The Lync Server 2010 Deployment Wizard facilitates the certificate setup process, but multiple issues need to be clarified to ensure a successful deployment.

Note: For assistance with setting up certificates please see the following TechNet URL: Set Up Edge Certificates.

External Interface Certificates

All Public facing certificates must be issued by an approved Public CA that supports Unified Communications: see Unified Communications Certificate Partners for Exchange Server and for Communications Server for detailed information.
If Public IM Connectivity (PIC) with AOL is required, the certificate must contain an Enhanced Key Usage (EKU) for the server and the client. The Lync Deployment Wizard does not request the client EKU by default. Use the following Windows PowerShell cmdlet to accomplish this task:

Request-CsCertificate -New -Type AccessEdgeExternal -Output C:\ <certfilename.txt or certfilename.csr> -ClientEku $true -Template <template name>

When deploying an Edge Server array, the certificate must have an exportable private key and the same certificate must be used on all Edge Servers. (A/V authentication requires this regardless of the number of servers).
The Certificate Name (CN) must match the FQDN of the Lync Server 2010 Access Edge external interface.
The Subject Alternate Names (SAN) attributes must contain the following:

FQDN for Access Edge (same as CN).
Web Conferencing FQDN.
All supported SIP domains beyond the primary (sip.contoso.com, sip.fabrikam.com).
The A/V authentication service FQDN does not need to be listed.
The order of the SAN’s is not important.

The reverse proxy also needs a public certificate for web farm publishing.
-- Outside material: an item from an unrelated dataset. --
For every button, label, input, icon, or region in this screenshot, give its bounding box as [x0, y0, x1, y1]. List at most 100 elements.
This is the FQDN configured from the internal Lync Server 2010 pool (see Figure 4).

Figure 4. FQDN

Internal Interface Certificate

The internal certificate can be issued by an internal PKI infrastructure or by a Public CA from the approved CA list. Utilizing an internal CA can save the expense & administrative overhead of utilizing a public entity.
The CN is typically the Edge Server internal interface FQDN; however a wildcard certificate is supported.
No SAN is required.

Reverse Proxy Certificate

It must be a Public CA certificate.
The CN is the external web farm FQDN from the Lync Server 2010 pool.
The SAN’s is the simple URLs configured from the Lync Server 2010 pool (meet.domain.com & dialin.domain.com).
The CN must be a SAN.

Summary

Deploying an Edge Server can be the most challenging aspect of your deployment. It requires an understanding the application layer and many ancillary components such as the network layer and the Public Key Infrastructure (PKI). Because so many components must work in unison, it is easy to miss important architectural details. This document provides an easy reference for DNS, Firewall, and Certificates. We hope it will help you pinpoint issues and successfully deploy the Lync Server 2010 Edge Server.